Polizeiakademie

Rüffel für ehemaligen Vize-Chef der Polizeischule

Der Inhalt eines Schreibens von Boris Meckelburg wird kritisch gesehen. Disziplinarrechtliche Konsequenzen hat der Brandbrief nicht.

Die Polizeiakademie an der Charlottenburger Chaussee war mehrfach in den Schlagzeilen. Kurz vor seinem Weggang schrieb der Vize-Chef einen Brandbrief.

Die Polizeiakademie an der Charlottenburger Chaussee war mehrfach in den Schlagzeilen. Kurz vor seinem Weggang schrieb der Vize-Chef einen Brandbrief.

Foto: Massimo Rodari

Berlin. Als feststand, dass er gehen wird, verfasste der ehemalige Vize-Chef der Polizeiakademie, Boris Meckelburg, einen Brandbrief und schickte ihn an seine Kollegen. Nun bekommt er dafür einen Rüffel aus der Innenverwaltung. Das geht aus einer Antwort der Verwaltung auf eine kleine Anfrage des SPD-Experten Tom Schreiber hervor.

Ins Polizeipräsidium zitiert

Bereits kurz nach Erscheinen der Rundmail war Meckelburg ins Polizeipräsidium zitiert worden. Nun teilte die Innenverwaltung mit: „Die Mail wird als Abschiedsmail mit rechtfertigendem Charakter aufgefasst.
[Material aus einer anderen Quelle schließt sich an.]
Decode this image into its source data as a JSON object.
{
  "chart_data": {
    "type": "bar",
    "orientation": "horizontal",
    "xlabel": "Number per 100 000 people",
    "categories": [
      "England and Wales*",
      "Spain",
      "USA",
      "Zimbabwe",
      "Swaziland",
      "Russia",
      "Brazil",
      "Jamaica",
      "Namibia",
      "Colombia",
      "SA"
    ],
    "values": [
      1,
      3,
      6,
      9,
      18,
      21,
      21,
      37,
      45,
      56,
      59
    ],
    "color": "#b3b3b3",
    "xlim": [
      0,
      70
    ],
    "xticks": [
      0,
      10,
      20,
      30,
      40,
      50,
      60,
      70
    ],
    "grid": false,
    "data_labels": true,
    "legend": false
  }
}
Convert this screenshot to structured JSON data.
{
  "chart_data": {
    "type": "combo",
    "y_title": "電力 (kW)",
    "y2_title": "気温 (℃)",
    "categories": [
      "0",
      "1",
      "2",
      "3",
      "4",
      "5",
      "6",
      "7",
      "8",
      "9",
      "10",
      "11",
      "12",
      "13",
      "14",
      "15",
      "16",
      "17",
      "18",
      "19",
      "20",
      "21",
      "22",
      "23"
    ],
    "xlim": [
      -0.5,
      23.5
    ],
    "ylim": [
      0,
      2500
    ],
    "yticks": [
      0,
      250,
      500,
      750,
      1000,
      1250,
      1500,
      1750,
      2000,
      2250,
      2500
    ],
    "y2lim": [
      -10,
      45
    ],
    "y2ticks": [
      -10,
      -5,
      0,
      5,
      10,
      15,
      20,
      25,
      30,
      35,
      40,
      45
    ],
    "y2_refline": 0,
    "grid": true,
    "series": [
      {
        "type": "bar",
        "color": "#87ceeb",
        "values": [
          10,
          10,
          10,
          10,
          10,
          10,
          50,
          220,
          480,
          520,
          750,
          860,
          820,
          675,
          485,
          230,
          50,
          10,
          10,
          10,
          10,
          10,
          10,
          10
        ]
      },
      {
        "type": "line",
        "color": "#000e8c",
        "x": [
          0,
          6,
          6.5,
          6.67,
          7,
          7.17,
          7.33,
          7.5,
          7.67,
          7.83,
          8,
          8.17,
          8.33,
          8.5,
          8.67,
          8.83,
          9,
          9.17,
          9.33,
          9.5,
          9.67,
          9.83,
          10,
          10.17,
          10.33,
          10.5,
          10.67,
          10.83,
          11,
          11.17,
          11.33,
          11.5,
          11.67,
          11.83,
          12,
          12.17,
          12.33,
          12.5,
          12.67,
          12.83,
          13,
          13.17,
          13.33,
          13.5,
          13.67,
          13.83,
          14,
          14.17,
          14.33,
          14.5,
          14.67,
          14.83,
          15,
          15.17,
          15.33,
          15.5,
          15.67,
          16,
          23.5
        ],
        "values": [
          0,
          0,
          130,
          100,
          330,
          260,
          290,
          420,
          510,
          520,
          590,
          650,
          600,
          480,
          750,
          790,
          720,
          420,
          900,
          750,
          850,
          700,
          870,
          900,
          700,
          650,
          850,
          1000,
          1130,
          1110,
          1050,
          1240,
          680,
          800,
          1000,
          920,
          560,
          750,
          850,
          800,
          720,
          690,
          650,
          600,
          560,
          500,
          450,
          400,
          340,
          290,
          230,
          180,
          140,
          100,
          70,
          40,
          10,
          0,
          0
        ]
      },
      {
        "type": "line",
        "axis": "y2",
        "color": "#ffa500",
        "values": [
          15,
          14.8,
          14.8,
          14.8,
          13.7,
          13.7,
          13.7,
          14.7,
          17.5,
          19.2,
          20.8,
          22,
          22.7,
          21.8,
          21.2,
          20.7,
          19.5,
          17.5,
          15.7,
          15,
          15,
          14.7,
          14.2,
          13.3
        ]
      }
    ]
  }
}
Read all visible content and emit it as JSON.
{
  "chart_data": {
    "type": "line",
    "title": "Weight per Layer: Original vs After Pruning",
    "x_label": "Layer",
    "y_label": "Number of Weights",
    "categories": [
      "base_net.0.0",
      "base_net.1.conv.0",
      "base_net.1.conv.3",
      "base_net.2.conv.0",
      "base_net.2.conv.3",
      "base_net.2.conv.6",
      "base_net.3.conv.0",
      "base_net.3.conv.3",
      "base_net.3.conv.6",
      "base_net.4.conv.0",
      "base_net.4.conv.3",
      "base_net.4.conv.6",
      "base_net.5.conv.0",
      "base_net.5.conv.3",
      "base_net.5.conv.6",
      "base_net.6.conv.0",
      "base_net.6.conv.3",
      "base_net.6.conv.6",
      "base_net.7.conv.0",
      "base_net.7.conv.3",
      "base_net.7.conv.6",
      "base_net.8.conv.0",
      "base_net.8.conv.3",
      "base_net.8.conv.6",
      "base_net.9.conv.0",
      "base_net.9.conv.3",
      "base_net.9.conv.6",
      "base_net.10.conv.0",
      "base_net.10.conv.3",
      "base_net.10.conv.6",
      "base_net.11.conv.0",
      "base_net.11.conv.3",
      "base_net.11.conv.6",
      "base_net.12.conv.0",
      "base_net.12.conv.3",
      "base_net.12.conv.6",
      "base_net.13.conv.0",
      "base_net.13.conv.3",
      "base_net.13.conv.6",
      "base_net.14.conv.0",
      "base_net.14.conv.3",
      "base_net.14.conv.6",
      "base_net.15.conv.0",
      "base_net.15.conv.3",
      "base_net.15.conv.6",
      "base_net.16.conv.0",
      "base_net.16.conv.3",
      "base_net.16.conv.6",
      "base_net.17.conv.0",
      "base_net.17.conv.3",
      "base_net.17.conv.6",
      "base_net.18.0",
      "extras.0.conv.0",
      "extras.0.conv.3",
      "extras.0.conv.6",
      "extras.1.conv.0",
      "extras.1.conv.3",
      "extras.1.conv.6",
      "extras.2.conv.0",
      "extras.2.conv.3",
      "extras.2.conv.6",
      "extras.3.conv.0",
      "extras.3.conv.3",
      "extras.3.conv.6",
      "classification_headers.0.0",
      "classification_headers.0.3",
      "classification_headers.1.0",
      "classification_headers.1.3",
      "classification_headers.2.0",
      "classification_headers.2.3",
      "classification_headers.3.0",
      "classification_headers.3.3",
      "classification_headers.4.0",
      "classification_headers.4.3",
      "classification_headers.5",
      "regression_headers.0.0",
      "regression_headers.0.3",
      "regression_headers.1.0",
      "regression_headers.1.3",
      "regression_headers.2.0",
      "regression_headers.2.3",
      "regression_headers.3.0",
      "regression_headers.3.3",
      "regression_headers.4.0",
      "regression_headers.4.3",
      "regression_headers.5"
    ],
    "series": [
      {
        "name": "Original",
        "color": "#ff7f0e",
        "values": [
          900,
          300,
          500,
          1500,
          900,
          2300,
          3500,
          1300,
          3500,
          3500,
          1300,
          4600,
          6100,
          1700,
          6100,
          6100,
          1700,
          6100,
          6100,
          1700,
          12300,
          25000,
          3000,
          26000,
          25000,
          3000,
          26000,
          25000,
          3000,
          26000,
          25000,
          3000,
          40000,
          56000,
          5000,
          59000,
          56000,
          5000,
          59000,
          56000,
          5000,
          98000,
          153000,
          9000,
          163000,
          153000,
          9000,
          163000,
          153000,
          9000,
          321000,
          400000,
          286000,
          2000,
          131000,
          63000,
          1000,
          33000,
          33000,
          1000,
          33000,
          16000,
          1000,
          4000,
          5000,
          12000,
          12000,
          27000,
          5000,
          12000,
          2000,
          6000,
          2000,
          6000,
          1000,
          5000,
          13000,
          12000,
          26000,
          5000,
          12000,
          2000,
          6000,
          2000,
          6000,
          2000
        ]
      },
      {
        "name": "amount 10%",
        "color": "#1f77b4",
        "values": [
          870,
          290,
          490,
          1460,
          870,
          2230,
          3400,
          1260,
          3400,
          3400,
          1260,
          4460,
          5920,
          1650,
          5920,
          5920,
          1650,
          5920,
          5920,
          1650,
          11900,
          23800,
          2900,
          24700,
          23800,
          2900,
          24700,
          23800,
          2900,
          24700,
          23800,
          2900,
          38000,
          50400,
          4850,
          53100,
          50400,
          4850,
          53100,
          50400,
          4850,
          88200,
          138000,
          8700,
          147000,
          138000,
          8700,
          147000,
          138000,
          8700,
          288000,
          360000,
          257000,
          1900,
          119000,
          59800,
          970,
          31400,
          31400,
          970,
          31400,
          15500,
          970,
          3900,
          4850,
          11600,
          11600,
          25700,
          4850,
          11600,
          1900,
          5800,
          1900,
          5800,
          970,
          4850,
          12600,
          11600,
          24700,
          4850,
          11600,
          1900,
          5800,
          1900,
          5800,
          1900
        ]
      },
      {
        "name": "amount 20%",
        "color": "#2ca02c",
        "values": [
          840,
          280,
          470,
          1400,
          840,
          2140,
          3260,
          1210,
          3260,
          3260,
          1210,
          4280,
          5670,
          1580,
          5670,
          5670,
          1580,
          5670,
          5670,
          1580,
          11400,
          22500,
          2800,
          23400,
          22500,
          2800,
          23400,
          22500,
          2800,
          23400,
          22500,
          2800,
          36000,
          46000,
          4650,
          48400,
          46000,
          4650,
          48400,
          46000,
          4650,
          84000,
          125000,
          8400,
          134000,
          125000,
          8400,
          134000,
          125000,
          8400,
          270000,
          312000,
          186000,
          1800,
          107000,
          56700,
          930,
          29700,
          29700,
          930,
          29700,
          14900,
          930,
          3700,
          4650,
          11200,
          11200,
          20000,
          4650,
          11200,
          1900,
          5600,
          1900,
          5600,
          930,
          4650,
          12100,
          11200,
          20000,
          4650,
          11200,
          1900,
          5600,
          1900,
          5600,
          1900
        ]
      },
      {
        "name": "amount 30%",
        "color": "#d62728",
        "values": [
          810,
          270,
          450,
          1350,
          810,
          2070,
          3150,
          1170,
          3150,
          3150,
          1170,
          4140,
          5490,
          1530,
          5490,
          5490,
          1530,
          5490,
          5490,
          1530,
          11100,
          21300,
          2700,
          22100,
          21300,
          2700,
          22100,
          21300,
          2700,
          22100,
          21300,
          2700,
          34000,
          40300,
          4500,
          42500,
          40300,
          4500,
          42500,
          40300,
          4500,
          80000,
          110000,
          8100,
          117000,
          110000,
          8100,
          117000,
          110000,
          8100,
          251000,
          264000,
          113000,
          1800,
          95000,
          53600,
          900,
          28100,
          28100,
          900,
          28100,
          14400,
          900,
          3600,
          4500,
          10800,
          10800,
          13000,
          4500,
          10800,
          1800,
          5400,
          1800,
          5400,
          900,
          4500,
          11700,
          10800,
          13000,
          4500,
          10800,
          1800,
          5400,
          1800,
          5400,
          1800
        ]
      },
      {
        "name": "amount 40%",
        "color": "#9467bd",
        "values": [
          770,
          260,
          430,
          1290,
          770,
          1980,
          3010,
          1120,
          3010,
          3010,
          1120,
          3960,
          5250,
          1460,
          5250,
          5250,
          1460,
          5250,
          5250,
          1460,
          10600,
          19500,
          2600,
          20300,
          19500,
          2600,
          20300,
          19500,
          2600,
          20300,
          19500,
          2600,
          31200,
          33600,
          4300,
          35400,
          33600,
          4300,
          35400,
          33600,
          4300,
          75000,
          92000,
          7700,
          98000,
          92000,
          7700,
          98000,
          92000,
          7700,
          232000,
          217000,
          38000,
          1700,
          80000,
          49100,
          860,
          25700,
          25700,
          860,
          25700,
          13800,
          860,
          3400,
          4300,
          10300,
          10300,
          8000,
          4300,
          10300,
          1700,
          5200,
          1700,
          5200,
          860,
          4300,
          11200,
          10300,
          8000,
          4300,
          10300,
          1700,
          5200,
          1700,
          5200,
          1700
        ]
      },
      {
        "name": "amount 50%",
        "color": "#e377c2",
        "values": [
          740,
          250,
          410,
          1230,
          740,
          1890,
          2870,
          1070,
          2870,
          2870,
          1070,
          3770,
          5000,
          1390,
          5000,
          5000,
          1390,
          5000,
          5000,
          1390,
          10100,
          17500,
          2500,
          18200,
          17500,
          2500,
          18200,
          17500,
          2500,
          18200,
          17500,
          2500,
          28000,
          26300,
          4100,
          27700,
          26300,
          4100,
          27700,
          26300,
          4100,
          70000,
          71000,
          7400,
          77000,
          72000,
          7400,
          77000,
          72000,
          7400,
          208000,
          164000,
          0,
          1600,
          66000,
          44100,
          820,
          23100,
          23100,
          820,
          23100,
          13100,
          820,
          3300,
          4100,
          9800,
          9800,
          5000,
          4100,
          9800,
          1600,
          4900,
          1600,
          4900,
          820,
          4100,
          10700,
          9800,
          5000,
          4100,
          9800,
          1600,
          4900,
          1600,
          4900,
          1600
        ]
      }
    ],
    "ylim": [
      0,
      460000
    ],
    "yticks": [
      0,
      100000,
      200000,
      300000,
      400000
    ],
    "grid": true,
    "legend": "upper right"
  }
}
Sowohl der Inhalt als auch der Stil der E-Mail werden von der Senatsverwaltung für Inneres und Sport als kritisch bewertet“. Disziplinarrechtliche Konsequenzen hatte der Rundbrief laut Innenverwaltung aber nicht.
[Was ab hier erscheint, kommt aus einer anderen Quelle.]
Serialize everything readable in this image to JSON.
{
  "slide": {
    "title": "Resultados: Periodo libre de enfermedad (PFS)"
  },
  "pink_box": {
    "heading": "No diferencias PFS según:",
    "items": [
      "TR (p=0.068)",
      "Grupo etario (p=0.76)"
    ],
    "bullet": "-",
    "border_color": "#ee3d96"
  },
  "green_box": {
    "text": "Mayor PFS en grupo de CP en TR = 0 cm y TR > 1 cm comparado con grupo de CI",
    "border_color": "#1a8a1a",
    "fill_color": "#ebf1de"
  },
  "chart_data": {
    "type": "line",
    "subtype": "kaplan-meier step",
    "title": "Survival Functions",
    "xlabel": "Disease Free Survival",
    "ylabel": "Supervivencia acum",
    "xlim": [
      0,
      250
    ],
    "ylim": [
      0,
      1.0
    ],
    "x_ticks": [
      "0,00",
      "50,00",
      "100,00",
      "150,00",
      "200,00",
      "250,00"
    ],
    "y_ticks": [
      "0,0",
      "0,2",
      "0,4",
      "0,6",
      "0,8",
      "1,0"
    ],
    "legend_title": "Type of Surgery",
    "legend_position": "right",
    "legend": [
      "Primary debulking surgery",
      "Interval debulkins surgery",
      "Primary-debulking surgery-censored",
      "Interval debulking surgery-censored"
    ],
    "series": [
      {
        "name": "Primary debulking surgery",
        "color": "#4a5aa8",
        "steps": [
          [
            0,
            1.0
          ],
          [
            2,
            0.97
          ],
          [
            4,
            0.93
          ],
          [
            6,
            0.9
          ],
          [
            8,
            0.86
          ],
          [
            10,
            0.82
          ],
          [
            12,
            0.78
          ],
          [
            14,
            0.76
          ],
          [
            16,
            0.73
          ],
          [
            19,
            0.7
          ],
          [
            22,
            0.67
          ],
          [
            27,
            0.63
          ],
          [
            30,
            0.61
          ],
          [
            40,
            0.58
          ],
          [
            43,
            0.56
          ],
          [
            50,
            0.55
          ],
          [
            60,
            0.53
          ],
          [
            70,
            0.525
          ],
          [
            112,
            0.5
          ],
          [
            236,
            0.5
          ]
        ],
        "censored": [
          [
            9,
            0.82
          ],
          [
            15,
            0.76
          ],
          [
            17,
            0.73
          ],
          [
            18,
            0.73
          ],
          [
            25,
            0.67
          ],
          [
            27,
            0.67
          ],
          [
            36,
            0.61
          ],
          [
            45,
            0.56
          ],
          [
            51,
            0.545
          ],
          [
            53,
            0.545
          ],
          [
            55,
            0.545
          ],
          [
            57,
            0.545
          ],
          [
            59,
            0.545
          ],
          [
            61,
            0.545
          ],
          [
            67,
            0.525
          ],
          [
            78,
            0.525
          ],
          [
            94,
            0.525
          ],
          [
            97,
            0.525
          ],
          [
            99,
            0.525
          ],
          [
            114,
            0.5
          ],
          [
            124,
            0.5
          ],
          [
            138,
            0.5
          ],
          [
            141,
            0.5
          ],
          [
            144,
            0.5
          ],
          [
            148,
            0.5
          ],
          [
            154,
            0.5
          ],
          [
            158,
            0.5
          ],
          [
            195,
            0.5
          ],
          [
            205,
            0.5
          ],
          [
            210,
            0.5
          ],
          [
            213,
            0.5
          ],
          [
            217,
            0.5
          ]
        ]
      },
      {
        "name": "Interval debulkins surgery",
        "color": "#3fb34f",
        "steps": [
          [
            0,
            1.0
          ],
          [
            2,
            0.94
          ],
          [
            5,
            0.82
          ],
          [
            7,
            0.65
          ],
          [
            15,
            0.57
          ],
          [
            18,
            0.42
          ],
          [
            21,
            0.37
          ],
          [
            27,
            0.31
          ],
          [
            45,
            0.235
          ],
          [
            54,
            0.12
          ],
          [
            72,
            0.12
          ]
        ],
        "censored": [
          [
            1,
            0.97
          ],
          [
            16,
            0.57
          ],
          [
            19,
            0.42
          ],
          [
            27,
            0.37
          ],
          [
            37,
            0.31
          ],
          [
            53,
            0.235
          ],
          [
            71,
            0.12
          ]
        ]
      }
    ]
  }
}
Nach anonymen Vorwürfen im Herbst 2017 über eine angebliche Unterwanderung der Polizeischule durch Kriminelle und mehreren Skandalen von Polizeischülern baten im vergangen Jahr zuerst der Leiter der Akademie, Jochen Sindberg, und später sein Stellvertreter, Boris Meckelburg, um Versetzung.

Vor Abschied Brandbrief verschickt

Zum Abschied hatte Meckelburg parallel dazu einen Brandbrief verschickt. Darin ging Meckelburg hart mit Kritikern ins Gericht. Kollegen warf er im Zuge der Strukturreform, mit der die Polizeiakademie reformiert werden sollte, gar Seilschaften mit Politikern vor. Er schrieb: „Gerade in der Umsetzungsphase hat sich zum Teil hartnäckiger Widerstand gezeigt, der bis zu den politisch Verantwortlichen getragen wurde. Bemerkenswert war in diesem Zusammenhang, dass ehemalige Lehrkräfte über ihre Aktivität in der SPD direkten Zugang zu Senator und Staatssekretär hatten und „ihre“ Sicht der Dinge dort platzieren konnten, während die Akademieleitung dazu nicht gehört wurde.“

Kritik an Innensenator und Gewerkschaften

Diese Zeilen wurden damals als Attacke auf Innensenator Andreas Geisel (SPD) gewertet. Die Umstrukturierung der ehemaligen Polizeischule zur Polizeiakademie war noch unter Geisels Vorgänger Frank Henkel (CDU) beschlossen worden. Viele Probleme, die die Akademie heute hat, werden auf diese Reformen, die nun teilweise wieder zurückgedreht wurden, zurückgeführt.

Die Gewerkschaften kritisierte der ehemalige Vize-Chef, weil diese nie das Gespräch gesucht hätten, aber öffentlich ihre Meinung kundtun würden. Gleichzeitig hätten viele Medien Gerüchte verbreitet. Meckelburg schrieb: „Nach dem medialen Gewitter zum Jahreswechsel und den zahlreichen ungeprüften Behauptungen und anonymen Berichten an die Presse waren alle Dämme gebrochen und uns traf die ganze Wucht einer Lawine von Wut, Enttäuschung, Frust, Häme und vielem mehr, gepaart mit einem unappetitlichen Schuss Fremdenfeindlichkeit“. Damit bezog sich Meckelburg auf Berichte einer überregionalen Zeitung, die Gerüchte aus einer anonymen Sprachnachricht ohne Gegenrecherche verbreitet hatte.